Well, variod is only useful with sensors. If you don't have sensors you can't test with actual sensord. And that's the problem we are having now. Your bot behaves differently than actual sensord. So,please don't assume a problem is solved before testing with sensors. You weren't able to replicate my mute problem with the bot yet.

bomilkar commented 4 years ago

Well, variod is only useful with sensors.

That's not true. variod has to interact with XCSoar to provide data and to receive instructions to enable STF. The latter part is now fixed. It never worked. I will look into sensord to see if I can spot something, or make my bot a bit more behaving like sensord. But I won't be able to verify what I've done wrt sensord.

linuxianer99 commented 4 years ago

variod is only useful with sensors ! variod is just another implementation for a evariod system, because the one XCSoar provides is/was not optimal.

bomilkar commented 4 years ago

I meant variod needs information from XCSoar to perform STF. That is McCready and real polar (or ideal polar, load factor, polar degadation). How can variod perform STF w/o knowing this?

bomilkar commented 4 years ago

I found the issue, @iglesiasmarianod You have to initialize sock_err=0 at the beginning of NMEA_message_handler() Otherwise you get undefined return value which throw you out of the while loop in main.

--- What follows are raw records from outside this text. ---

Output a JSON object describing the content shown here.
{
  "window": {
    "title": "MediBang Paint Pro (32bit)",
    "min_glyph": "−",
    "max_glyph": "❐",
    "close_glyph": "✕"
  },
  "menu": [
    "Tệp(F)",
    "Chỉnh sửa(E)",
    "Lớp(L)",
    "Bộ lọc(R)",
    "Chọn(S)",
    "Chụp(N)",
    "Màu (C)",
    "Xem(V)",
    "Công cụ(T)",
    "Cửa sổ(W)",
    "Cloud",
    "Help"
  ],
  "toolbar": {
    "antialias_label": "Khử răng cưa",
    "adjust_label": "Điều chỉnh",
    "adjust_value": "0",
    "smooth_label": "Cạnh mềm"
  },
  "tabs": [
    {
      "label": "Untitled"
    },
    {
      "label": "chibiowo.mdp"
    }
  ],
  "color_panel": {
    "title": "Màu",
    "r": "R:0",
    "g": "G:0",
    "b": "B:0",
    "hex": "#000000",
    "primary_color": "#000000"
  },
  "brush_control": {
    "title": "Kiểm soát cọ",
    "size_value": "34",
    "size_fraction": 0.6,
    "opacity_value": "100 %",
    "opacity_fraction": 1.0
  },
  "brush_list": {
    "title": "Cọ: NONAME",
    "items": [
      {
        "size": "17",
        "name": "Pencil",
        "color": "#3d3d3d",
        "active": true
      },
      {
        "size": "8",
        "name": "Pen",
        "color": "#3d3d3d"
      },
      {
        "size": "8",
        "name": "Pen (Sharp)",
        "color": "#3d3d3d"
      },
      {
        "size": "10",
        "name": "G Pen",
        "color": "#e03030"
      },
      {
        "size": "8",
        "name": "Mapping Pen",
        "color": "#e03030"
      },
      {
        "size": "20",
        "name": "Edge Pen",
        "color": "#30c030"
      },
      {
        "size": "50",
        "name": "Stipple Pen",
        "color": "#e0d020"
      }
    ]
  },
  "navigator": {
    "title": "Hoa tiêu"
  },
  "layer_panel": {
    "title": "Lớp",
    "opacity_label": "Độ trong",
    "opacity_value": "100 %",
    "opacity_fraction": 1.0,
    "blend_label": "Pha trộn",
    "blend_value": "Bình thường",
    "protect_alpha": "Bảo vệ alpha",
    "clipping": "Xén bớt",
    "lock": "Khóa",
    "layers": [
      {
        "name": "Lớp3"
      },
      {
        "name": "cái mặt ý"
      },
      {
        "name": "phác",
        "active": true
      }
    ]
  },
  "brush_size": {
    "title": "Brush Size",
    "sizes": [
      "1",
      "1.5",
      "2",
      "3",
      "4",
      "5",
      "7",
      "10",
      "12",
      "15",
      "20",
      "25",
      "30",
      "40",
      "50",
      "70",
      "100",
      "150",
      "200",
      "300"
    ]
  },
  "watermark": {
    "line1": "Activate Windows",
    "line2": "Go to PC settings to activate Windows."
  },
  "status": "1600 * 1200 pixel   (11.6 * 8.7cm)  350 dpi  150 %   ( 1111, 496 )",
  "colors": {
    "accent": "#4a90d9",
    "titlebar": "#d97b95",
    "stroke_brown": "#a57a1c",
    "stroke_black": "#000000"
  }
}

I have spotted a couple of other issues, which may or may not be severe. I'll do a PR with it if you want. Otherwise I assume you'll take it from here. Good luck!

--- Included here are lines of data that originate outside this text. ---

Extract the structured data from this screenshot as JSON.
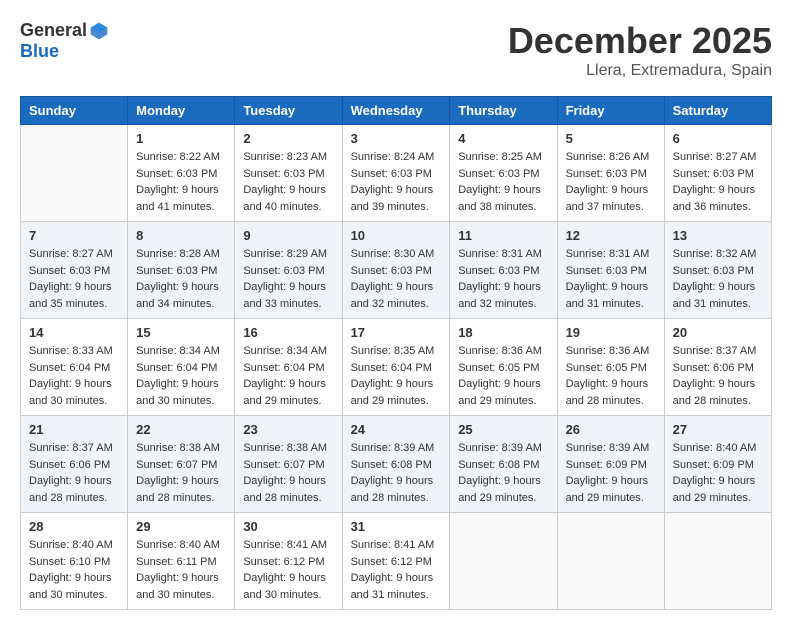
{
  "header": {
    "logo_line1": "General",
    "logo_line2": "Blue",
    "month": "December 2025",
    "location": "Llera, Extremadura, Spain"
  },
  "weekdays": [
    "Sunday",
    "Monday",
    "Tuesday",
    "Wednesday",
    "Thursday",
    "Friday",
    "Saturday"
  ],
  "weeks": [
    [
      {
        "day": "",
        "info": ""
      },
      {
        "day": "1",
        "info": "Sunrise: 8:22 AM\nSunset: 6:03 PM\nDaylight: 9 hours\nand 41 minutes."
      },
      {
        "day": "2",
        "info": "Sunrise: 8:23 AM\nSunset: 6:03 PM\nDaylight: 9 hours\nand 40 minutes."
      },
      {
        "day": "3",
        "info": "Sunrise: 8:24 AM\nSunset: 6:03 PM\nDaylight: 9 hours\nand 39 minutes."
      },
      {
        "day": "4",
        "info": "Sunrise: 8:25 AM\nSunset: 6:03 PM\nDaylight: 9 hours\nand 38 minutes."
      },
      {
        "day": "5",
        "info": "Sunrise: 8:26 AM\nSunset: 6:03 PM\nDaylight: 9 hours\nand 37 minutes."
      },
      {
        "day": "6",
        "info": "Sunrise: 8:27 AM\nSunset: 6:03 PM\nDaylight: 9 hours\nand 36 minutes."
      }
    ],
    [
      {
        "day": "7",
        "info": "Sunrise: 8:27 AM\nSunset: 6:03 PM\nDaylight: 9 hours\nand 35 minutes."
      },
      {
        "day": "8",
        "info": "Sunrise: 8:28 AM\nSunset: 6:03 PM\nDaylight: 9 hours\nand 34 minutes."
      },
      {
        "day": "9",
        "info": "Sunrise: 8:29 AM\nSunset: 6:03 PM\nDaylight: 9 hours\nand 33 minutes."
      },
      {
        "day": "10",
        "info": "Sunrise: 8:30 AM\nSunset: 6:03 PM\nDaylight: 9 hours\nand 32 minutes."
      },
      {
        "day": "11",
        "info": "Sunrise: 8:31 AM\nSunset: 6:03 PM\nDaylight: 9 hours\nand 32 minutes."
      },
      {
        "day": "12",
        "info": "Sunrise: 8:31 AM\nSunset: 6:03 PM\nDaylight: 9 hours\nand 31 minutes."
      },
      {
        "day": "13",
        "info": "Sunrise: 8:32 AM\nSunset: 6:03 PM\nDaylight: 9 hours\nand 31 minutes."
      }
    ],
    [
      {
        "day": "14",
        "info": "Sunrise: 8:33 AM\nSunset: 6:04 PM\nDaylight: 9 hours\nand 30 minutes."
      },
      {
        "day": "15",
        "info": "Sunrise: 8:34 AM\nSunset: 6:04 PM\nDaylight: 9 hours\nand 30 minutes."
      },
      {
        "day": "16",
        "info": "Sunrise: 8:34 AM\nSunset: 6:04 PM\nDaylight: 9 hours\nand 29 minutes."
      },
      {
        "day": "17",
        "info": "Sunrise: 8:35 AM\nSunset: 6:04 PM\nDaylight: 9 hours\nand 29 minutes."
      },
      {
        "day": "18",
        "info": "Sunrise: 8:36 AM\nSunset: 6:05 PM\nDaylight: 9 hours\nand 29 minutes."
      },
      {
        "day": "19",
        "info": "Sunrise: 8:36 AM\nSunset: 6:05 PM\nDaylight: 9 hours\nand 28 minutes."
      },
      {
        "day": "20",
        "info": "Sunrise: 8:37 AM\nSunset: 6:06 PM\nDaylight: 9 hours\nand 28 minutes."
      }
    ],
    [
      {
        "day": "21",
        "info": "Sunrise: 8:37 AM\nSunset: 6:06 PM\nDaylight: 9 hours\nand 28 minutes."
      },
      {
        "day": "22",
        "info": "Sunrise: 8:38 AM\nSunset: 6:07 PM\nDaylight: 9 hours\nand 28 minutes."
      },
      {
        "day": "23",
        "info": "Sunrise: 8:38 AM\nSunset: 6:07 PM\nDaylight: 9 hours\nand 28 minutes."
      },
      {
        "day": "24",
        "info": "Sunrise: 8:39 AM\nSunset: 6:08 PM\nDaylight: 9 hours\nand 28 minutes."
      },
      {
        "day": "25",
        "info": "Sunrise: 8:39 AM\nSunset: 6:08 PM\nDaylight: 9 hours\nand 29 minutes."
      },
      {
        "day": "26",
        "info": "Sunrise: 8:39 AM\nSunset: 6:09 PM\nDaylight: 9 hours\nand 29 minutes."
      },
      {
        "day": "27",
        "info": "Sunrise: 8:40 AM\nSunset: 6:09 PM\nDaylight: 9 hours\nand 29 minutes."
      }
    ],
    [
      {
        "day": "28",
        "info": "Sunrise: 8:40 AM\nSunset: 6:10 PM\nDaylight: 9 hours\nand 30 minutes."
      },
      {
        "day": "29",
        "info": "Sunrise: 8:40 AM\nSunset: 6:11 PM\nDaylight: 9 hours\nand 30 minutes."
      },
      {
        "day": "30",
        "info": "Sunrise: 8:41 AM\nSunset: 6:12 PM\nDaylight: 9 hours\nand 30 minutes."
      },
      {
        "day": "31",
        "info": "Sunrise: 8:41 AM\nSunset: 6:12 PM\nDaylight: 9 hours\nand 31 minutes."
      },
      {
        "day": "",
        "info": ""
      },
      {
        "day": "",
        "info": ""
      },
      {
        "day": "",
        "info": ""
      }
    ]
  ]
}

bomilkar commented 4 years ago

@iglesiasmarianod , can you please chime in here: https://github.com/Openvario/sensord/pull/1#issuecomment-623598568

iglesiasmarianod commented 4 years ago

Hi guys, I'm a bit busy with work right now. I'll take a look ASAP.

On Mon, May 4, 2020, 5:26 PM Ronald Niederhagen notifications@github.com wrote:

@iglesiasmarianod https://github.com/iglesiasmarianod , can you please chime in here: Openvario/sensord#1 (comment) https://github.com/Openvario/sensord/pull/1#issuecomment-623598568

— You are receiving this because you were mentioned. Reply to this email directly, view it on GitHub https://github.com/Openvario/variod/pull/9#issuecomment-623686771, or unsubscribe https://github.com/notifications/unsubscribe-auth/AKZLFH46EIMQNGJD2NG5H7LRP4QGBANCNFSM4MWFMOPQ .

linuxianer99 commented 4 years ago

@iglesiasmarianod @bomilkar @mihu-ov

Guys we need a bit more structure in this here.

I will write a few rules for contribute code, but for the moment:

We should discuss/document the analysis of errors in the issue ticket and not in the PR.

Let's start with the rules with this issue.... If it is ok for you, i will close this PR now ?!?!

iglesiasmarianod commented 4 years ago

You are right. It is perfect for me. Please close the PR

On Tue, May 5, 2020, 4:20 AM Timo Bruderek notifications@github.com wrote:

@iglesiasmarianod https://github.com/iglesiasmarianod @bomilkar https://github.com/bomilkar @mihu-ov https://github.com/mihu-ov

Guys we need a bit more structure in this here.

I will write a few rules for contribute code, but for the moment:

  • There should be an issue ticket for each problem.
  • Each PR has to have an associated issue
  • Each PR is just one logical function or fix. Not a combination of fixes and functions from different topics.
  • Every commit includes only one logical function or fix.
  • Make clear PRs without reverting commits or things like that. It makes that changes unclear and very difficult to review.

We should discuss/document the analysis of errors in the issue ticket and not in the PR.

Let's start with the rules with this issue.... If it is ok for you, i will close this PR now ?!?!

— You are receiving this because you were mentioned. Reply to this email directly, view it on GitHub https://github.com/Openvario/variod/pull/9#issuecomment-623894669, or unsubscribe https://github.com/notifications/unsubscribe-auth/AKZLFH4HQXC3RBHM666DFCDRP6425ANCNFSM4MWFMOPQ .

bomilkar commented 4 years ago

@linuxianer99 just a thought: why don't you create an issue "Ground rules for contributing". That captures what has been said and in the right place. And it gives the contributors an opportunity to ask and discuss.